Further, more cost savings have been realized because the MARRS system allows existing databases to be integrated into one shared environment, rather than building from scratch each database’s functionality into a closed system. This project’s total cost savings—through exploiting the capabilities of existing proprietary data systems and enabling shared visibility on classified and unclassified networks—has been conservatively estimated at over $13 million.

Technology Use Potential

Having the ability to assemble the right team to execute a mission is essential to efficiently and effectively complete a task.
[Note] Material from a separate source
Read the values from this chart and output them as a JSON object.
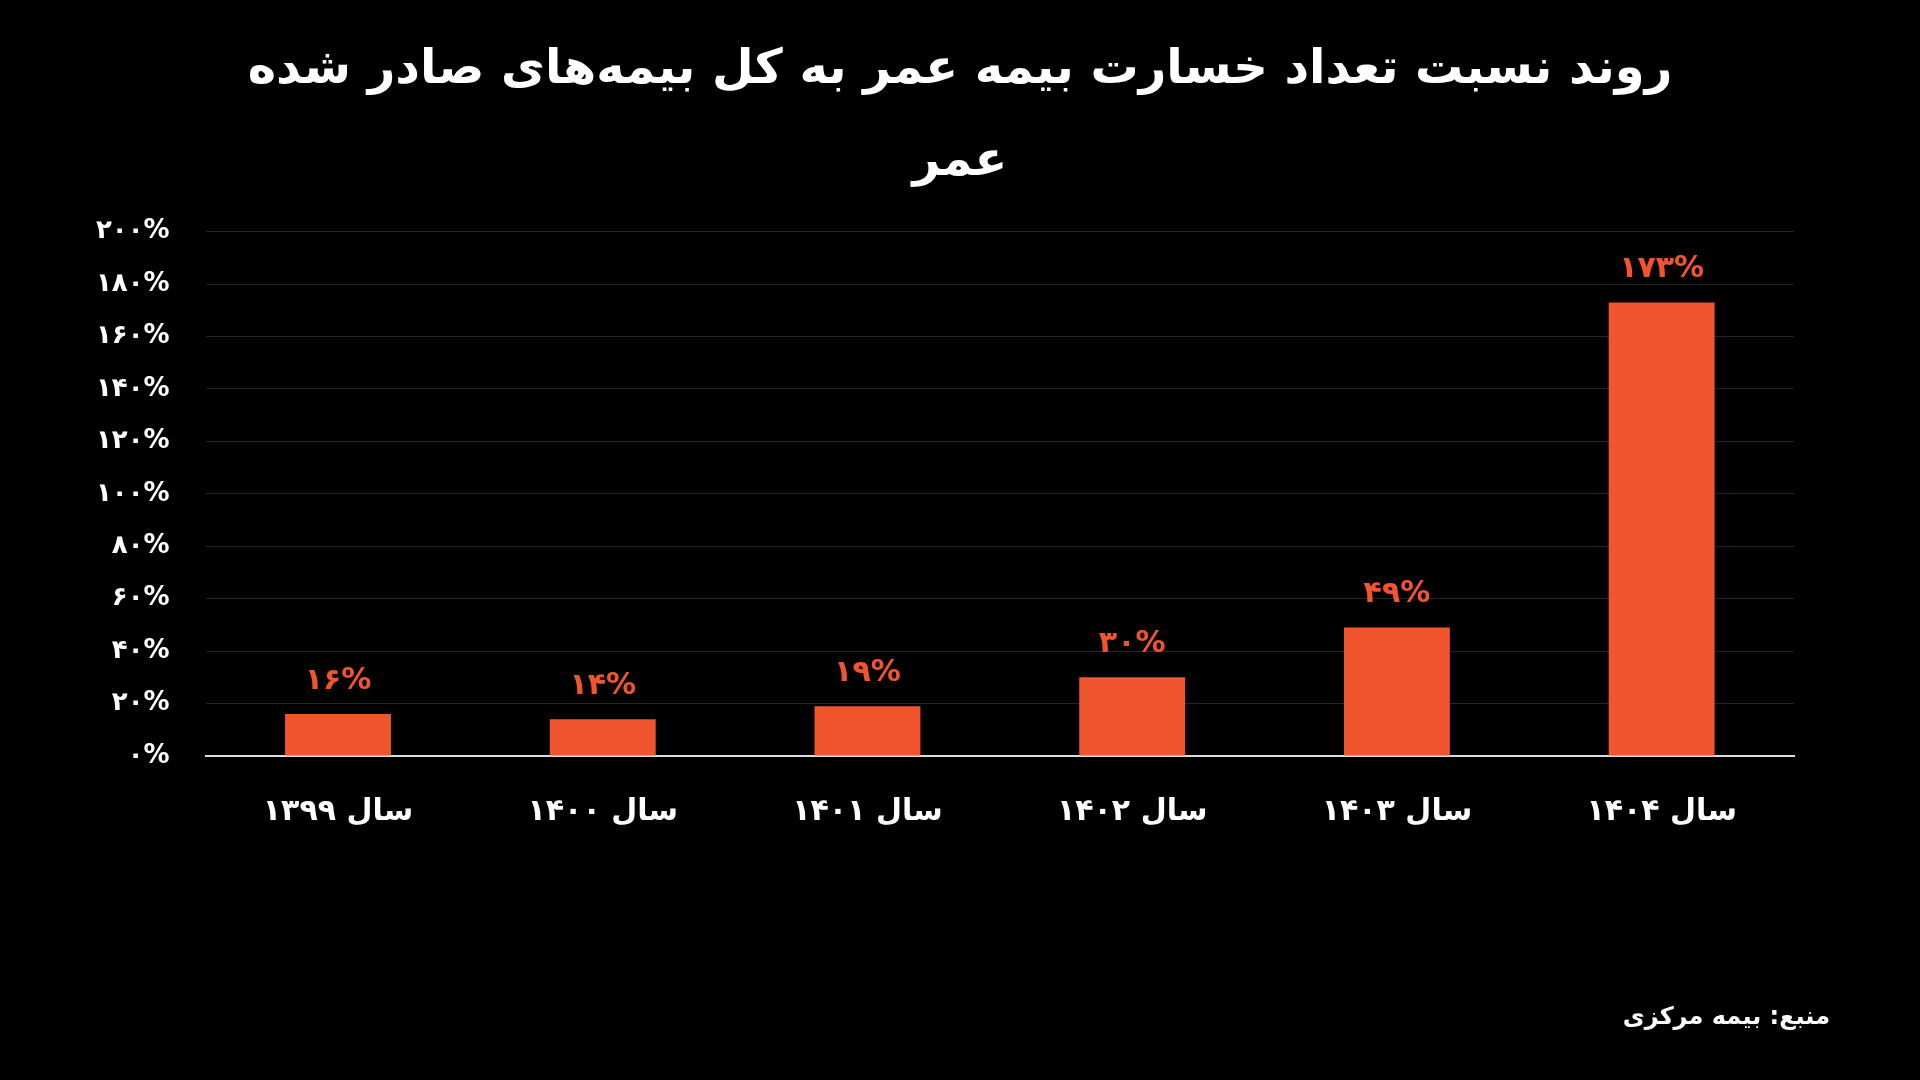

Whether it involves specialized medical or scientific skills, athletic prowess for a winning sports team, or training for law enforcement operations such as with the Bureau of Alcohol, Tobacco, and Firearms, or the Drug Enforcement Agency, assembling the right personnel is critical to operational success.

Examples of industries that can benefit from a MARRS-type ERP:

  • Healthcare: managing patient information, medical history, scheduling, and accounting
  • Construction: sub-contractors, scheduling, accounting, project status, payroll
  • Manufacturing: supply chain, inventory, invoicing, logistics, skilled personnel, equipment maintenance
  • Wholesale: demand and supply metrics, warehouse inventory, product shelf life, sales, and purchases
  • Retail: inventory management, sales report, fashion show scheduling, customer spending and satisfaction data, cash flow

Other examples of specialized teams that can be mobilized:

  • Illegal Narcotics and Global Threats Mitigation
  • Federal Emergency Management Agency, COVID-19 Response Team.